I'm sorry for the infrequency of my posts towards the end of last week. Remember in the beginning of the week, on my birthday, when I was all "I am totally in control of my emotions in regard to leaving all of my family and friends and moving 350 miles away?" Well approximately 6.5 hours later, I was writhing around on my parents' kitchen floor because WHYYYY GAAAAAAH? Which was promptly followed by more writhing and a couple tears on my living room couch. Which was then followed up by a good two days of me telling B that he not only ruined my birthday, but the entire rest of my life. Soooooo ... yeah.
But it's a new week and we are turning to a new page in the book of "Bridget's Emotional Roller Coaster: Signs of a Mental Breakdown and/or a Case of the Crazies." Let's see what this week has in store, shall we?
But don't get me wrong. Last week wasn't all bad. B and I opened our first joint checking account at the bank so we could deposit the wedding loot. Plus 10 points for post-wedding productivity! And it also felt pretty good to knock out a ton of our thank you cards. Ten more points! And then, I took a little trip down to the Social Security office and had my last name officially changed. Eighty points! Woot woot! Because now that the government recognizes me as a crazy old married bat with a tendency for dramatics, it must be for reals. AND our wedding pictures came in! Oh and also? Saturday was the four-year anniversary of the night we went on our first date. And the four week anniversary of when we got hitched. So we went out! To dinner! And drinking!
In other news from Things I Did Last Week, I got another tattoo. On Wednesday night my friend Lauren and I took a ride over to our favorite tattoo parlor in the city. There's just something about this place that I really enjoy. Maybe it's the thousands of tattoo options on display. Or the tattoo-esque signs painted all over the walls. Or the shop's proclivity for gypsy/fortune teller/carnival decor. Or the fact that every tattoo artist is almost entirely inked themselves. And there's just something about a rolled-up flannel shirt revealing two very tattooed forearms that gets me all uppity. Uppity in a totally platonic way. I'm a married woman now, people.
ANYWAY. I have a solid belief that for some people, the more ink they have tattooed to their body, the higher their levels of sass rise. Because our two artists had plenty of both. And they were awesome. My guy? The total twin of Geoff from Ace of Cakes, minus the baking ability (I assume), plus about 100 tattoos.

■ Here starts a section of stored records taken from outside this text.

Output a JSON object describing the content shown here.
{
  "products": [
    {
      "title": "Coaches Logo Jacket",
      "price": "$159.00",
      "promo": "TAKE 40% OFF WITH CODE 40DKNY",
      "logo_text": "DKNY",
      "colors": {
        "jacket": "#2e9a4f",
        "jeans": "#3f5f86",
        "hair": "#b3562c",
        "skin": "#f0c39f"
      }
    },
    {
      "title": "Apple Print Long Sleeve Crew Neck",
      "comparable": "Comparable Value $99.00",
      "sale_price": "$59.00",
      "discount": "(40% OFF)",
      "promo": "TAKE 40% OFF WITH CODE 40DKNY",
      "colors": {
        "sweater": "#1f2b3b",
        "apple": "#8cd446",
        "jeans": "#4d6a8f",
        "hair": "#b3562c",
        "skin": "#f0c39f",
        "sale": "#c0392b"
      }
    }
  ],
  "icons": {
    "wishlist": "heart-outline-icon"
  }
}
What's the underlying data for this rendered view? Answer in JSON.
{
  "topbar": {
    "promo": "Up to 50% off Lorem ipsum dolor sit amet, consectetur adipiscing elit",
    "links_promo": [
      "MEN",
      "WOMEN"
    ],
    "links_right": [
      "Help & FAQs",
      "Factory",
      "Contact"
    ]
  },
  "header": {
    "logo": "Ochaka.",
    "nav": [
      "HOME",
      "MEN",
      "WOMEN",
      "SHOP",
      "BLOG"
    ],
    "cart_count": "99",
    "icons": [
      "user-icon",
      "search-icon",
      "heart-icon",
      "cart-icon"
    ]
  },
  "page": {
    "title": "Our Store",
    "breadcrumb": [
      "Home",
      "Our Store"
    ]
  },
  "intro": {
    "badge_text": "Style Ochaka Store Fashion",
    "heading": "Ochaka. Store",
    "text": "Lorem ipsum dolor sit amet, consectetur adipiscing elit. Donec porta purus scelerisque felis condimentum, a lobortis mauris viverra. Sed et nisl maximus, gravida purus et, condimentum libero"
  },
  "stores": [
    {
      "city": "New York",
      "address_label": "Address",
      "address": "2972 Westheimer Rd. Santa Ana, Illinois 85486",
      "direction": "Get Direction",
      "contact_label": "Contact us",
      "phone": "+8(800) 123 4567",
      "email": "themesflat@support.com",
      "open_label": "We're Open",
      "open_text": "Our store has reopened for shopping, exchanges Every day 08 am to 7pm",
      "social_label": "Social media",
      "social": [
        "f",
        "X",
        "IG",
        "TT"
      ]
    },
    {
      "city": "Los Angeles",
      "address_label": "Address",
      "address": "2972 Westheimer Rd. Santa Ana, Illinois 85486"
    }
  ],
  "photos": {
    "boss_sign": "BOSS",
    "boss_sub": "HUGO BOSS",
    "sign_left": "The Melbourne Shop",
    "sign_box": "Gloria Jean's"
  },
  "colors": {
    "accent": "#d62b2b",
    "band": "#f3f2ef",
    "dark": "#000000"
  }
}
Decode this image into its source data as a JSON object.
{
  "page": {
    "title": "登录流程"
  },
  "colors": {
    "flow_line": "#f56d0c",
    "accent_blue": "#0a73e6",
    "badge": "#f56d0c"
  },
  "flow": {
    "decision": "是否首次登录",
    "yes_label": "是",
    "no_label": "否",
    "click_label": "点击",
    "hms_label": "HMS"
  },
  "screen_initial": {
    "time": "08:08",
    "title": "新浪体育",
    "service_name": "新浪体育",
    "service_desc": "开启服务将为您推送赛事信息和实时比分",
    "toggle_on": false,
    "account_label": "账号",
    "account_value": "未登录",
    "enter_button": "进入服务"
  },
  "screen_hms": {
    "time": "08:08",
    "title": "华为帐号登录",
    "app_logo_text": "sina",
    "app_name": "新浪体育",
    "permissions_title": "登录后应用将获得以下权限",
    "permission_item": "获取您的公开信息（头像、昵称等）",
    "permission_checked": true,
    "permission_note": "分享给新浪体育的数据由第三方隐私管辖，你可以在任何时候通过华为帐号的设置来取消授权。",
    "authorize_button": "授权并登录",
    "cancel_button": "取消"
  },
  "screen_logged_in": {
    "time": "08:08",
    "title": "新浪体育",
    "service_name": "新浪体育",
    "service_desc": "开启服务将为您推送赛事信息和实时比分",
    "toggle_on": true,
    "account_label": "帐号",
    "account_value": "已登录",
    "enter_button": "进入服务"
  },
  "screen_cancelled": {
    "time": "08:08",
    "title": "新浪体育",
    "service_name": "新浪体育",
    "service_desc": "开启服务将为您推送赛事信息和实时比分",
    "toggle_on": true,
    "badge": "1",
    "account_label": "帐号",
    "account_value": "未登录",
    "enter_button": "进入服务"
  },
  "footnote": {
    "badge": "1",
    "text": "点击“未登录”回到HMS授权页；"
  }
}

And because I have an overwhelming desire to be liked by anyone my twisted mind deems as "awesome," I wanted to make sure Tattoo Artist Geoff thought my tattoo was going to be as cool as I imagined it would. So I was all, "Do you think my desire for white ink demonstrates a failure to commit?" SPOILER ALERT: It's in white ink. And Tattoo Artist Geoff was all, "Ummmmm no?" And I was all, "Cause really, I'm not afraid to commit, I just got married, dude. And also I have another tattoo. And it's black. And I'm totally willing to pull down my pants and show you." And he was all, "Ummm." And Lauren was all "HA! And I'M the crazy one?" SPOILER ALERT: Yes, she is the crazy one. And I was like, "CAUSE I WILL TOTALLY GET THIS TATTOO IN RED, YO." And Tattoo Artist Geoff was like, "Ummm. No, I like the white, it'll work." And then I was thrilled because Tattoo Artist Geoff pretty much told me I'm awesome. SPOILER ALERT: My new tat is totally awesome. "Tat" is what we insiders say for "tattoo." I shouldn't have to explain these things to you people. GAH.
So then Tattoo Artist Geoff bandaged up my wrist and sent Lauren and I on our merry way. SPOILER ALERT: It's on my wrist. And then when B came home from work I held my wrist up and was like, "LOOK WHAT I DID TODAY!" And all the color drained from his face and he just stood there in the doorway staring at me and I think he started to cry and I was all, "What? It's totally discreet. It's in white ink. You should get one too and then we'll have matching tattoos like an awesome married couple." And B was all, "You got a TATTOO?" And was totally mad at me because my "fucked up sense of humor" is not amusing or something like that, whatever THAT means, but I think he's just jealous that I have another awesome tattoo and he only has one.
And yes, I will post a picture. But not until it's totally healed. Because tattoos done in white ink take a little bit longer to look healed than those done in black or color, mostly because it's white. Trust me, you'll love it.